Internationally, there is evidence from other countries that self-employment has been present even throughout the boom, partially due to the seasonality and cyclical character of construction work. However, the widespread use of this form of employment becomes problematic when it is no longer voluntary. According to the trade unions’ representatives, these workers were previously employees on proper contracts and have been recently pushed out to self-employment by larger contractors. With tender-based contracts within this sector, there is no doubt that under current economic climate there would be a preference for the lowest bidder. Larger contractors, presumably, would reduce their prices by cutting the labour costs. These firms are also now bidding for smaller jobs (Tansey et al, 2013) which means more competition for medium size firms, and the possibility of what other researchers call ‘degenerative competition’ (Harvey, 2000; Whitley, 1999). As a result of the subcontracting chain, everybody involved in the different stages of this bidding needs to cut their costs.
Solo-workers at the end of the chain are the ones who are mostly affected. Those who are not employing any workers can only reduce their profit margin by lowering their own hourly rate. While it is not clear to what extent this is widespread in the Irish construction sector, there is evidence of trade workers not only accepting pay lower than the REA rates, but in fact working for less than the national minimum wage. There is not enough work available and the workers do not have enough bargaining power to enforce the proper rates. They depend on the contractors and on the short term job they tender for, and therefore they often accept any subcontracting offer from a larger and more powerful firm. This is how a trade union organiser described the situation:
There are contracts, but the reality is… where is the subbie going to enforce it? The employer has deeper pockets. The last five or ten years has been [like this]: one contractor after another, going for a lower rate. They’ve been going on the basis that ‘listen, we can go with who we want’. So the rates have been down. (…). Bare mind that the subbie is looking at the person who is going to be the person who will decide his next contract. So, you know, he is expecting 140, he hits at 80. And taking the net for 60 [Euros per day].

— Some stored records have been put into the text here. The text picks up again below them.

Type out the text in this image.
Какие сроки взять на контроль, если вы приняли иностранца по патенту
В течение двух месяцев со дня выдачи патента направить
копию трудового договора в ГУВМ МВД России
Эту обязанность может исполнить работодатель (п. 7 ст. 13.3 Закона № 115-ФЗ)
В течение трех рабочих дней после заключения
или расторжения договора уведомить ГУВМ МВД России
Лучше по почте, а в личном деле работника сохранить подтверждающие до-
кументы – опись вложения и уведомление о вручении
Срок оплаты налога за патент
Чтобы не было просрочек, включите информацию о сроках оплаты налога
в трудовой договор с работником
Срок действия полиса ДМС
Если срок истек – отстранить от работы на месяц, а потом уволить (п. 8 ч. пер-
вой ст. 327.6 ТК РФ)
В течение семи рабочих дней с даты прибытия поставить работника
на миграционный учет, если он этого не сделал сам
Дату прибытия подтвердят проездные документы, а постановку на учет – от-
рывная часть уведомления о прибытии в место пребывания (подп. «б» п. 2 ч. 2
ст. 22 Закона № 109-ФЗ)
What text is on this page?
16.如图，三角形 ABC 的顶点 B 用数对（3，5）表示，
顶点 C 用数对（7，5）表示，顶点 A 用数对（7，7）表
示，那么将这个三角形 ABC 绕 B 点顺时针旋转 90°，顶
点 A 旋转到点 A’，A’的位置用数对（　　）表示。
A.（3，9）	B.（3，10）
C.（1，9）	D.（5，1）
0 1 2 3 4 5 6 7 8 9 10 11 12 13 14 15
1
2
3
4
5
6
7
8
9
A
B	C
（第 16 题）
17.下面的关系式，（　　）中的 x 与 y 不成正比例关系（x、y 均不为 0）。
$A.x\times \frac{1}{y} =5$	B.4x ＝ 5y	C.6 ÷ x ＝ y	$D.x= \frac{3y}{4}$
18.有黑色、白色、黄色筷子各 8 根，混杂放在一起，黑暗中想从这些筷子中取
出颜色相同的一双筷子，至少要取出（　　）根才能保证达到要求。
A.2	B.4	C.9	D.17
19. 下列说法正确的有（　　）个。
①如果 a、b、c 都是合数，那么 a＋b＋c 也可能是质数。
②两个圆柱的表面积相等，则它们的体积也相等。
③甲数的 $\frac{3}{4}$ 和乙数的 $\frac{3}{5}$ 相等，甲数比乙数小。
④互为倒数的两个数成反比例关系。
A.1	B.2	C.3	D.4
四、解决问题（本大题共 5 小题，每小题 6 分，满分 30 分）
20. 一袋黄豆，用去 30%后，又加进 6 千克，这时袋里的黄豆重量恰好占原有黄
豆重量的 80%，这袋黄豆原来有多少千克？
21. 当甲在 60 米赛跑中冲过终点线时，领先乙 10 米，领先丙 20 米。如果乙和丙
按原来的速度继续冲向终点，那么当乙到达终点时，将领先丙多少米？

(Trade Union representative, 04/08/2015)
Bogus self-employment is legal in terms of employment relations and tax compliance, yet it has many characteristics associated with irregular work. It is precarious, unpredictable and short term, which is especially problematic during the times of the downturn. Jobs in construction have been scarce and they can only last for a few days. There would also be no work done on sites this Christmas. By definition, those who are employed on these sites during the year, will not receive any payment over the festive season. While the government has been enthusiastic about the ‘entrepreneurial’ spirit amongst those who are becoming self-employed, we should perhaps pause and look at the situation from a different perspective. Yes, there are those who are self-employed and happy. Nevertheless, let’s not forget about those who were forced to move away from their regular employment and maybe are not so happy anymore.Dr Alicja Bobek is the researcher on TASC's Working Conditions in Ireland project.